第十一話 未羽と『黒蛟』の攻防の果て
『紅夜叉』が『黒蛟』の身体を砕いていく。砕いた先から再生していくが、徐々にその速度は遅くなっていった。だが、まだ油断は出来ない。当たり所が悪ければ一撃でも致命傷になるし、単純な速さだけなら相手の方がずっと上だからだ。
「うひゃっ! あっぶないあぶない」
今もまた薄皮一枚ギリギリのところで避ける事が出来た。だが、それがいつまでも続くとは限らない。だが、ここで必要以上に距離を取る訳にもいかなかった。ナナコの身体の限界に気付いていたからだ。
先程までと比べ、避ける余裕がなく、動きが鈍くなっていた。幸いにも相手は目の前の敵にしか目がいかないようで、途中から未羽の方にしか攻撃をしてこなかった。
だが、逆に言えば、これまで分散して攻撃を受けていたところが未羽に集中しているという事でもあった。
(さっき残り一割っていってたけど、それまでボクは耐えられるだろうか……)
未羽にも実際のところそんなに余裕はなかった。『紅夜叉』を得て、攻撃力は格段にあがったし、より深く自分自身を染める事で『身体強化』はより高まっている。だが、それでも『黒蛟』の方が強く、速いのだ。
「いやいや、弱気になっちゃダメだ。だけど、いくら行動パターンが読めたってこのままじゃまずいよね」
今もゲームのように一定の行動しかしてこない『黒蛟』の噛みつき突進をするっと避ける未羽。
「けど、前のくそジジイだった時と比べたらまだいいよね。こんなロボットみたいに決まった動作しかしないから今のボクでも避けれるんだし」
こうなってくると、この行動パターンに合わせてどうにか嵌めるしかない。そう未羽は考えていた。
「嵌める、嵌めるっと」
問題はどうやって嵌めるかだ。これが四人揃っていて、万全な体勢であればなんとでもなっていた。だが、現状ではナナコのおかげで弱体化はしていても一人で戦わざるを得ない状況になっている。
ふと守の方を未羽は見てみたが、守は目の前の眼鏡男なんて一切見る事なく、空を見つめ、ぶつぶつと独り言をつぶやいているようだ。戦闘音が激しくなければ強化された聴力で内容がわかるのだが、流石に『黒蛟』の鎖のこすれる音と壁にぶつかる音のせいで何かを喋っているの事はわかっても、内容までは理解出来なかった。
「もう、まもにぃがしっかりしてればああああああああ!!」
むかついた未羽は『紅夜叉』を『黒蛟』に突き刺した。すると、思ったより突き刺さってしまったせいで抜けなくなってしまった。

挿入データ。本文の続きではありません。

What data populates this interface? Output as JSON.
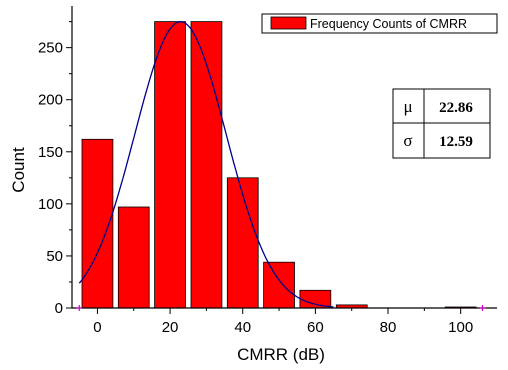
{
  "chart_data": {
    "type": "bar",
    "xlabel": "CMRR (dB)",
    "ylabel": "Count",
    "xlim": [
      -7,
      110
    ],
    "ylim": [
      0,
      290
    ],
    "x_ticks": [
      0,
      20,
      40,
      60,
      80,
      100
    ],
    "y_ticks": [
      0,
      50,
      100,
      150,
      200,
      250
    ],
    "bar_width": 8.5,
    "series": [
      {
        "name": "Frequency Counts of CMRR",
        "x": [
          0,
          10,
          20,
          30,
          40,
          50,
          60,
          70,
          80,
          90,
          100
        ],
        "values": [
          162,
          97,
          275,
          275,
          125,
          44,
          17,
          3,
          0,
          0,
          1
        ]
      }
    ],
    "fit": {
      "type": "normal",
      "mu": 22.86,
      "sigma": 12.59,
      "peak": 275,
      "x_range": [
        -5,
        65
      ]
    },
    "stats_table": [
      {
        "symbol": "μ",
        "value": "22.86"
      },
      {
        "symbol": "σ",
        "value": "12.59"
      }
    ],
    "colors": {
      "bar_fill": "#ff0000",
      "bar_stroke": "#000000",
      "fit_line": "#00008b",
      "range_marker": "#cc00cc"
    },
    "legend_position": "top-right",
    "range_markers_x": [
      -5,
      106
    ]
  }
}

「うにゃ!? し、しまった。抜けない。うんしょ! ダメだ。全然抜けないよぉ?」
手放してしまうとただの木刀に戻ってしまう為、簡単に手放す事の出来ない状況に未羽は混乱してしまう。すると、プログラムのように未羽を追いかけていた今まで通り、『黒蛟』が自らの肉体ごと、未羽に噛みつこうとした。
「うにゃああああああああ!? ぬ、ぬ、ぬ、ぬけろおおおおおおお!!」
全身の力を両腕にこめ、勢いを付けて一気に引っ張ると軽快な音と共に『紅夜叉』を引き抜く事が出来た。そのまま勢いは衰えることなくゴロゴロゴロゴロと転がり切って壁にぶつかって漸く止まる事が出来た。
「いったああああい! あ、あの蛇は!?」
慌てて『黒蛟』を確認すると、そこには自らの身体に噛みついて身動きが取れなくなった『黒蛟』の姿があった。
「さ、作戦どおり!! うん、これもボクの計算の内だよ! うん、うん!!」
誰かに問いただされたわけでもないが、言い訳をし始める未羽。ちょっと恥ずかしかったらしい。うまく胴体部分に食い込んでしまった『黒蛟』は簡単に解けそうもなかった。
「これで何とかなるかな?」
ナナコの方を振り向くと、そこには満身創痍のナナコが笑みを浮かべていた。
「終わったわ」
ナナコの宣言が済んだ瞬間、突如『黒蛟』が崩れていく。
「さすがに瑠璃ちゃんのようにゾンビじゃなくなるようには出来ないけど、もうあのくそジジイと蛇が動き出す事はないわ」
宣言通り、崩れ去った後には真っ白のよぼよぼになったけんじぃが身動き一つ取れず、ポツンと立っているだけだった。